4. Twenty-five percent (25%) of the total options granted vest and become exercisable one year after the date of grant and thereafter with respect to 6.25% of the shares each quarter until fully vested.
5. Twenty-five percent (25%) of the total options granted vest and become exercisable one year after the date of grant and thereafter with respect to 6.25% of the shares each quarter until fully vested.

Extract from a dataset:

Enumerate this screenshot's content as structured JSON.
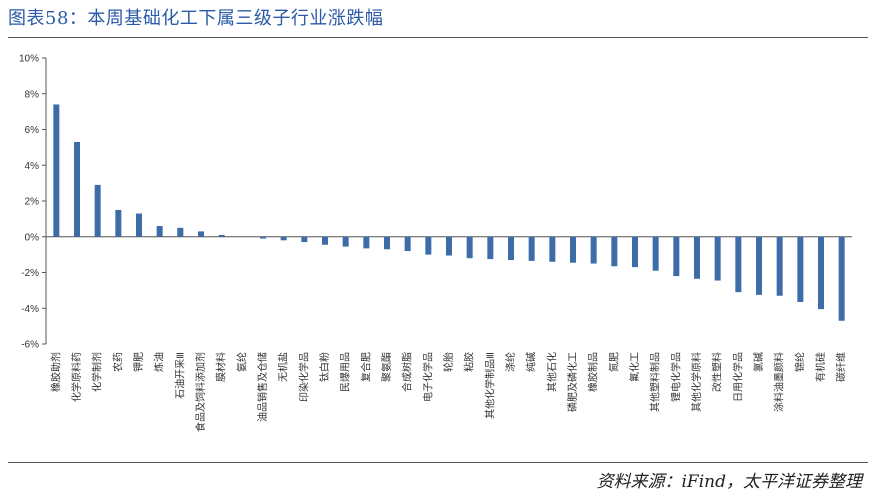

6. On 08/01/2006, Reporting Person was awarded restricted stock units (RSUs). Each RSU represents a contingent right to receive one (1) share of VeriSign common stock once vested. Twenty-five percent (25%) of the grant vests over four years on the anniversary of the date of grant, subject to necessary withholding for applicable taxes.
Remarks:
Reporting Person's total direct holdings disclosed in Table I, Item 5 under Amount of Securities Beneficially Owned Following Reported Transaction(s) includes shares acquired through the VeriSign 1998 Employee Stock Purchase Plan.
By: Donald T Rozak Jr, as attorney-in-fact For: Vernon L. Irvin 11/07/2006
** Signature of Reporting Person Date
Reminder: Report on a separate line for each class of securities beneficially owned directly or indirectly.
* If the form is filed by more than one reporting person, see Instruction 4 (b)(v).
** Intentional misstatements or omissions of facts constitute Federal Criminal Violations See 18 U.S.C. 1001 and 15 U.S.C. 78ff(a).
Note: File three copies of this Form, one of which must be manually signed. If space is insufficient, see Instruction 6 for procedure.
Persons who respond to the collection of information contained in this form are not required to respond unless the form displays a currently valid OMB Number.